Lorsque les molécules de pyruvate se fragmentent, sont cassées dans la mitochondrie, l’énergie en résultant est transmise au premier complexe de la chaîne respiratoire sous la forme d’un électron : l’énergie contenue dans les liaisons chimiques est donc transformée en énergie électrique (électron) au niveau de la membrane interne. Ces électrons qui transitent dans la membrane interne vont aboutir à l’oxygène, s’y accumuler et produire de l’eau. C’est le transit de ces électrons qui va représenter l’énergie utilisée pour fabriquer de l’ATP au niveau du 5ème complexe de la chaîne respiratoire.?

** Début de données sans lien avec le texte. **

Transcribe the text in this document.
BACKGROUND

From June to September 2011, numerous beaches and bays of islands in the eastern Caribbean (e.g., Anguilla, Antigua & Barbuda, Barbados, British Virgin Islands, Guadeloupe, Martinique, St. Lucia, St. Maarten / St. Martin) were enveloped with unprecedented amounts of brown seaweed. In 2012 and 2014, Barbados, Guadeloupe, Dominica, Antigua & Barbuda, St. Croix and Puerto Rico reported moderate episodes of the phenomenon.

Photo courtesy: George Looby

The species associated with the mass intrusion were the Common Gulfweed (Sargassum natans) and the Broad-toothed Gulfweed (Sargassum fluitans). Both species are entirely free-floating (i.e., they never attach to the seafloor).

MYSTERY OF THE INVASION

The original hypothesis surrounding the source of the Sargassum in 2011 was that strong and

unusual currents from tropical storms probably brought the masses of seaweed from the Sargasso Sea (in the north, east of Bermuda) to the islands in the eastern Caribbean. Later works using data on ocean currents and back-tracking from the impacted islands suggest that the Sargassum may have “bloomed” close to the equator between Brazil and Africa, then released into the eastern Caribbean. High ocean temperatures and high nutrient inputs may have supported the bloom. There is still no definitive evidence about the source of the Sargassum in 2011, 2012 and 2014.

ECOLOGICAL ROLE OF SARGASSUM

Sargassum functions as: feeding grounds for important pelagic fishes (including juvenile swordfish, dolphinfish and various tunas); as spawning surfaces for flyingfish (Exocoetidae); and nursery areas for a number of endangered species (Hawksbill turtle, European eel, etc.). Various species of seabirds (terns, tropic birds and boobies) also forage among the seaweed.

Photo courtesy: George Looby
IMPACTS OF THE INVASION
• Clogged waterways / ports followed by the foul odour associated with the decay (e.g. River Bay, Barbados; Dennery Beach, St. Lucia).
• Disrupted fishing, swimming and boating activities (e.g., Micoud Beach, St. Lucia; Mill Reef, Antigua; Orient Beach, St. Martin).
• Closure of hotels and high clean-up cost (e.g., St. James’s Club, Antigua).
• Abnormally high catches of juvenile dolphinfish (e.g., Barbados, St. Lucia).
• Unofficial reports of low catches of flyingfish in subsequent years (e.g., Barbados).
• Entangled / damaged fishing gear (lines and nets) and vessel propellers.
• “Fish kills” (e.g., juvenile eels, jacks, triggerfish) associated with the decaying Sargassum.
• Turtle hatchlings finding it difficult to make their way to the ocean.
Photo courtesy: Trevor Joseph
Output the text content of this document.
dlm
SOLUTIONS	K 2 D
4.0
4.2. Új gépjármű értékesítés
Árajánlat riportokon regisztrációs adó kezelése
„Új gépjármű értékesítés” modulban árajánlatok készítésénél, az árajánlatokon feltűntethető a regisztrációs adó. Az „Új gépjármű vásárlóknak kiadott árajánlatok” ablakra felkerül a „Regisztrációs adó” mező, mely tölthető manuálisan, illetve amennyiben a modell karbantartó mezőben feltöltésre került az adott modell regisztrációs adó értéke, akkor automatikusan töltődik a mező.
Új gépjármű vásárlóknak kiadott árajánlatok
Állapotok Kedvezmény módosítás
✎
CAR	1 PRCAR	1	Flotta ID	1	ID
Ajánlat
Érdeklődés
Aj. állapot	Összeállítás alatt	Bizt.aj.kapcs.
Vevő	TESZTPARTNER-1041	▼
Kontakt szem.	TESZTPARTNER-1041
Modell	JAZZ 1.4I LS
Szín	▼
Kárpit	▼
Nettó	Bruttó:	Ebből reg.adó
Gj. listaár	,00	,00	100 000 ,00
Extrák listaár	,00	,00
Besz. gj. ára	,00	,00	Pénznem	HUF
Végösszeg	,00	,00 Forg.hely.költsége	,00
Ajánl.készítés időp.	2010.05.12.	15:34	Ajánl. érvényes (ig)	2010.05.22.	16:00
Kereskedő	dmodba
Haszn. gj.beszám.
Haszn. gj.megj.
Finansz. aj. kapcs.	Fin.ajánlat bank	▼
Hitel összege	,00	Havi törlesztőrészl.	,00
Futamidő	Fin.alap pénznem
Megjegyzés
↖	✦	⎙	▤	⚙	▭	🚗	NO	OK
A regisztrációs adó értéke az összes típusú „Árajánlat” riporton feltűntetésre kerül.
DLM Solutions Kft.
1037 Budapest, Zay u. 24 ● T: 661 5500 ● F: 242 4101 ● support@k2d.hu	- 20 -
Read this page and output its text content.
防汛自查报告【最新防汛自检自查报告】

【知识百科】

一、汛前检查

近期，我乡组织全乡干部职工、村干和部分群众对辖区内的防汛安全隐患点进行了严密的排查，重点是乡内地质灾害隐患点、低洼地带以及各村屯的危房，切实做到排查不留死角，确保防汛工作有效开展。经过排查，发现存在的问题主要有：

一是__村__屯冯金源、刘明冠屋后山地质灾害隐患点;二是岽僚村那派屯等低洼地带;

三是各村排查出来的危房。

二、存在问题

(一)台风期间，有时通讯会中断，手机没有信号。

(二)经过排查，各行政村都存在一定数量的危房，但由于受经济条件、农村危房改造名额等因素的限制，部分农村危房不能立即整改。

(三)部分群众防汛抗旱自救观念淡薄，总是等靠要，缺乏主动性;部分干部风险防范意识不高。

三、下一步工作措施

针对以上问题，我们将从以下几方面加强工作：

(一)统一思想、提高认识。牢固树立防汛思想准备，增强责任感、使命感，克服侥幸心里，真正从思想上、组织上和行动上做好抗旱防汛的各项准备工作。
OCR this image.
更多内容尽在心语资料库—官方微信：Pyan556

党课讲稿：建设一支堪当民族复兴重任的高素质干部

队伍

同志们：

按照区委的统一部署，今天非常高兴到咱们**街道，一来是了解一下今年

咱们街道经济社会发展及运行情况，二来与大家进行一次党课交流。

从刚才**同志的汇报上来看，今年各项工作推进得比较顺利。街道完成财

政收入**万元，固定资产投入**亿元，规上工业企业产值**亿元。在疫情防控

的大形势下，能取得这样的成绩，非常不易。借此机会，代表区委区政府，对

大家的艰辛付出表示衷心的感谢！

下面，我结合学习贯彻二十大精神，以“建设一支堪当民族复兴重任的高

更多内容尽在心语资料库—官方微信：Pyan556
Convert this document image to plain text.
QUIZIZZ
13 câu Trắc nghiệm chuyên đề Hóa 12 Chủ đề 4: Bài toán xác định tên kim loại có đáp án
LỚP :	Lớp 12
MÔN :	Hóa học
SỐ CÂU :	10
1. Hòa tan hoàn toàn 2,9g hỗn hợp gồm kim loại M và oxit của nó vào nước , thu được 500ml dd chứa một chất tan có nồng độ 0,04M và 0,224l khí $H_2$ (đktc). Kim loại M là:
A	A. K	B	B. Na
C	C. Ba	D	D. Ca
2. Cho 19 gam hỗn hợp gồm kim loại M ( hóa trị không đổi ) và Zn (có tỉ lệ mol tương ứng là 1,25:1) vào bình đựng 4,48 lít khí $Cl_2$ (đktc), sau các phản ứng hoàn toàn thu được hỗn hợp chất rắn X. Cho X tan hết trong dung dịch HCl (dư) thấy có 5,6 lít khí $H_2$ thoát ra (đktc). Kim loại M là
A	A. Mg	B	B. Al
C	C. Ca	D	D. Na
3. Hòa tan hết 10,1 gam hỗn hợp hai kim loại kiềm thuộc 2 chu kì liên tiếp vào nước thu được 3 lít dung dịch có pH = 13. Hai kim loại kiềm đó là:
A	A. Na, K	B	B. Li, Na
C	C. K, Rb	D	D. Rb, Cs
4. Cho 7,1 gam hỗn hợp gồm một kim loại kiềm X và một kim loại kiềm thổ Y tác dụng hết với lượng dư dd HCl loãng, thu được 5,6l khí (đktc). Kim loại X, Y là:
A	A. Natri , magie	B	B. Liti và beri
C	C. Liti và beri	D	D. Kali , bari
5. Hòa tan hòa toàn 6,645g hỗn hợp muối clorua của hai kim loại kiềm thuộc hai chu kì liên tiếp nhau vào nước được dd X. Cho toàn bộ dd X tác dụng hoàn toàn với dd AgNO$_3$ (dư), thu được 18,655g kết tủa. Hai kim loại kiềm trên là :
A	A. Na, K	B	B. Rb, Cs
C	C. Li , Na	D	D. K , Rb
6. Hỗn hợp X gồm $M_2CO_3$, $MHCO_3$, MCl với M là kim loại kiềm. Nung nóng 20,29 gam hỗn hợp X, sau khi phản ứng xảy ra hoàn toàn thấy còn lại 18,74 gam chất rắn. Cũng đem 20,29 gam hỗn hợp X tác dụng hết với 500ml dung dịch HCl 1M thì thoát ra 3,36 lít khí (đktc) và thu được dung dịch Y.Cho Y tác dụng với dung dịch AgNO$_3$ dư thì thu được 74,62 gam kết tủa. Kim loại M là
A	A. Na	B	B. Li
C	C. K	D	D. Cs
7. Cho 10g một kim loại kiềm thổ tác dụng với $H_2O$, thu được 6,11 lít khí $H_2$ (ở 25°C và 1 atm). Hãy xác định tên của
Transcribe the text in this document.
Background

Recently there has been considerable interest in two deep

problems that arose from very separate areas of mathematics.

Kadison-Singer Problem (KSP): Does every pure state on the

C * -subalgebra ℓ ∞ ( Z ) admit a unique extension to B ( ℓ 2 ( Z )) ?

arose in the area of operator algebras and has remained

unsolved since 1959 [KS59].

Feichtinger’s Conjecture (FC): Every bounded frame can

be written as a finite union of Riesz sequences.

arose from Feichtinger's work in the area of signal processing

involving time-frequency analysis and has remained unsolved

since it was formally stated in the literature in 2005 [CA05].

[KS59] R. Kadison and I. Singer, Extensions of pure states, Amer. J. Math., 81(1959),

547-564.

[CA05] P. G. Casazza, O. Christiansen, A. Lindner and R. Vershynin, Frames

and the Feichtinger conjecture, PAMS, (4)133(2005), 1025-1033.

Question : » On parle de maladie génétique pour les maladies mitochondriales, pourtant vous nous dites que les gènes sont dans le noyau … Quel rapport avec la mitochondrie ? «
R : La plus grande partie des ARN est synthétisée à partir des gènes du noyau ; les protéines sont, elles, synthétisées à partir des ARN. Ces protéines vont être distribuées dans tous les compartiments de la cellule, y compris dans les mitochondries. De ce fait, les mitochondries peuvent être déficientes, si un des gènes présents dans le noyau fonctionne mal. Parce que ce gène sera » muté « , l’ARN sera lui aussi » muté « , la protéine en résultant ne sera pas fonctionnelle, et elle sera envoyée, avec son problème fonctionnel, dans la mitochondrie, et la mitochondrie fonctionnera mal. Ces maladies mitochondriales sont dites » nucléaires « , car le gène responsable est présent dans le noyau de la cellule.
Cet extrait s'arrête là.